Le souci de soi est l'un des traits majeurs de l'individualisme contemporain, qui laisse à chacun la tâche de se réaliser. Cet individualisme s'affirme dans tous les domaines par la dissolution des liens d'appartenance et la revendication d'une libre autonomie. Mais l'individu qui se protège des emprises collectives se trouve par là même confronté à l'élaboration difficile de son identité. Et, pour mériter la reconnaissance sociale, il est mis en demeure de développer toujours davantage son « potentiel humain ». Le but de ce numéro est d'évaluer les répercussions spirituelles de cet individualisme, à travers ses valeurs et ses limites, pour montrer la juste compréhension d'un souci de soi vécu selon les valeurs et les exigences de l'Evangile.
Aujourd'hui, en effet, la notion de personne, telle que l'entend la tradition chrétienne, semble perdre de sa pertinence. Le souci de soi produit, au plan de la conscience religieuse, une sorte de renversement copernicien, qui conduit l'individu à donner sens à sa vie en utilisant les religions comme des réservoirs de symboles et de pratiques où il choisit ce qui lui convient, au risque d'instrumentaliser la « spiritualité » au profit d'un certain culte du moi.

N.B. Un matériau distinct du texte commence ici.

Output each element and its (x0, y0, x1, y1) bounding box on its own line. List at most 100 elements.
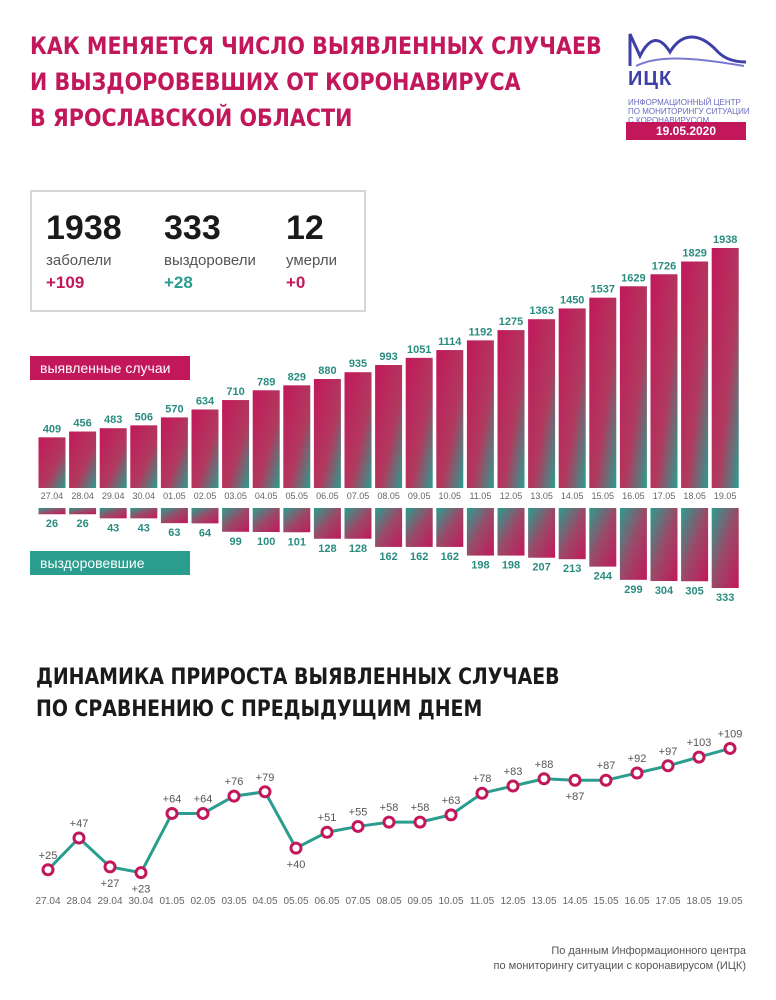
line-point (258, 785, 272, 799)
recovered-bar (283, 508, 311, 533)
source-note: По данным Информационного центра по мони… (494, 944, 746, 974)
line-tick-label: 01.05 (159, 896, 184, 907)
stat-cases-label: заболели (46, 252, 112, 269)
stat-deaths-delta: +0 (286, 273, 306, 292)
recovered-data-label: 162 (379, 551, 397, 563)
cases-data-label: 570 (165, 403, 183, 415)
cases-bar (252, 390, 280, 488)
stat-deaths: 12 умерли +0 (286, 208, 337, 293)
logo-wave-icon (628, 33, 747, 67)
cases-bar (160, 417, 188, 488)
cases-tick-label: 27.04 (41, 491, 64, 501)
cases-data-label: 409 (43, 423, 61, 435)
cases-data-label: 1192 (468, 326, 492, 338)
stat-recovered-value: 333 (164, 209, 221, 247)
bar-chart: 409 27.04 456 28.04 483 29.04 506 30.04 570 01.05… (38, 234, 739, 604)
cases-data-label: 506 (135, 411, 153, 423)
recovered-bar (711, 508, 739, 588)
cases-bar (589, 297, 617, 488)
cases-data-label: 1537 (591, 284, 615, 296)
cases-bar (191, 409, 219, 488)
line-data-label: +58 (380, 802, 399, 814)
cases-bar (711, 248, 739, 488)
cases-tick-label: 09.05 (408, 491, 431, 501)
line-point (413, 815, 427, 829)
logo-subtitle: ИНФОРМАЦИОННЫЙ ЦЕНТР ПО МОНИТОРИНГУ СИТУ… (628, 98, 768, 125)
line-data-label: +25 (39, 850, 58, 862)
cases-data-label: 1275 (499, 316, 523, 328)
recovered-bar (619, 508, 647, 580)
line-data-label: +47 (70, 818, 89, 830)
recovered-data-label: 305 (685, 585, 703, 597)
line-chart-title: ДИНАМИКА ПРИРОСТА ВЫЯВЛЕННЫХ СЛУЧАЕВ ПО … (36, 662, 560, 726)
line-point (289, 841, 303, 855)
cases-data-label: 1726 (652, 260, 676, 272)
recovered-data-label: 128 (318, 543, 336, 555)
recovered-bar (191, 508, 219, 524)
line-point (630, 766, 644, 780)
cases-bar (436, 350, 464, 488)
line-data-label: +64 (194, 793, 213, 805)
legend-recovered: выздоровевшие (30, 551, 190, 575)
line-point (537, 772, 551, 786)
line-tick-label: 17.05 (655, 896, 680, 907)
logo-sub-line: ПО МОНИТОРИНГУ СИТУАЦИИ (628, 107, 750, 116)
recovered-data-label: 26 (46, 518, 58, 530)
recovered-bar (650, 508, 678, 582)
line-point (196, 806, 210, 820)
recovered-bar (558, 508, 586, 560)
recovered-bar (589, 508, 617, 567)
line-point (723, 741, 737, 755)
cases-bar (405, 357, 433, 488)
line-point (72, 831, 86, 845)
cases-tick-label: 05.05 (286, 491, 309, 501)
line-data-label: +27 (101, 878, 120, 890)
recovered-data-label: 198 (502, 560, 520, 572)
line-data-label: +55 (349, 806, 368, 818)
cases-bar (497, 330, 525, 488)
cases-tick-label: 02.05 (194, 491, 217, 501)
line-tick-label: 15.05 (593, 896, 618, 907)
recovered-bar (313, 508, 341, 539)
line-tick-label: 14.05 (562, 896, 587, 907)
line-tick-label: 18.05 (686, 896, 711, 907)
title-line-2: И ВЫЗДОРОВЕВШИХ ОТ КОРОНАВИРУСА (30, 68, 521, 96)
cases-bar (619, 286, 647, 488)
line-data-label: +23 (132, 884, 151, 896)
line-point (382, 815, 396, 829)
recovered-data-label: 304 (655, 585, 674, 597)
cases-bar (681, 261, 709, 488)
stat-deaths-label: умерли (286, 252, 337, 269)
stat-recovered: 333 выздоровели +28 (164, 208, 256, 293)
line-tick-label: 27.04 (35, 896, 60, 907)
recovered-bar (405, 508, 433, 547)
logo-sub-line: ИНФОРМАЦИОННЫЙ ЦЕНТР (628, 98, 741, 107)
line-data-label: +64 (163, 793, 182, 805)
line-tick-label: 09.05 (407, 896, 432, 907)
cases-bar (528, 319, 556, 488)
recovered-data-label: 299 (624, 584, 642, 596)
cases-bar (313, 379, 341, 488)
cases-bar (375, 365, 403, 488)
line-tick-label: 08.05 (376, 896, 401, 907)
line-tick-label: 30.04 (128, 896, 153, 907)
source-line: По данным Информационного центра (551, 945, 746, 957)
line-tick-label: 16.05 (624, 896, 649, 907)
cases-bar (283, 385, 311, 488)
line-point (568, 773, 582, 787)
recovered-data-label: 63 (168, 527, 180, 539)
cases-bar (38, 437, 66, 488)
cases-tick-label: 13.05 (530, 491, 553, 501)
cases-tick-label: 14.05 (561, 491, 584, 501)
line-tick-label: 19.05 (717, 896, 742, 907)
recovered-bar (99, 508, 127, 519)
stat-cases: 1938 заболели +109 (46, 208, 122, 293)
cases-tick-label: 01.05 (163, 491, 186, 501)
line-point (444, 808, 458, 822)
cases-tick-label: 11.05 (469, 491, 491, 501)
cases-bar (466, 340, 494, 488)
recovered-bar (466, 508, 494, 556)
stat-cases-value: 1938 (46, 209, 122, 247)
recovered-bar (528, 508, 556, 558)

Les chrétiens eux-mêmes, abusés hier par un faux esprit d'abandon qui leur a fait négliger la tâche de la croissance humaine, semblent parfois habités par cette inquiète attention à soi qui privilégie l'épanouissement personnel. Le moi, hier haïssable, est aujourd'hui aimable, au nom même du commandement de l'amour : « Tu aimeras ton prochain comme toi-même » ! L'amour de soi, dont saint Augustin disait qu'il peut croître jusqu'au mépris de Dieu, est maintenant considéré comme le préalable à tout amour authentique. D'où la nécessité de mieux saisir l'articulation d'un juste « amour de soi » et de la nécessaire « sortie de soi ».
L'individualisme, tout bien pesé et malgré son risque de bricolage spirituel, peut devenir une chance pour mieux souligner la singularité de la personne : si chacun est unique, c'est parce qu'il est appelé par son nom et qu'il n'existe qu'au sein d'une relation d'amour. Comme l'affirme le Concile : « La personne humaine est la seule réalité créée que Dieu a voulu pour elle-même. » Et si chacun doit se soucier de soi, c'est justement parce qu'il est donné à lui-même par la grâce d'un autre, comme un précieux talent qu'il a charge de faire fructifier en action de grâce et pour des fins qui le dépassent.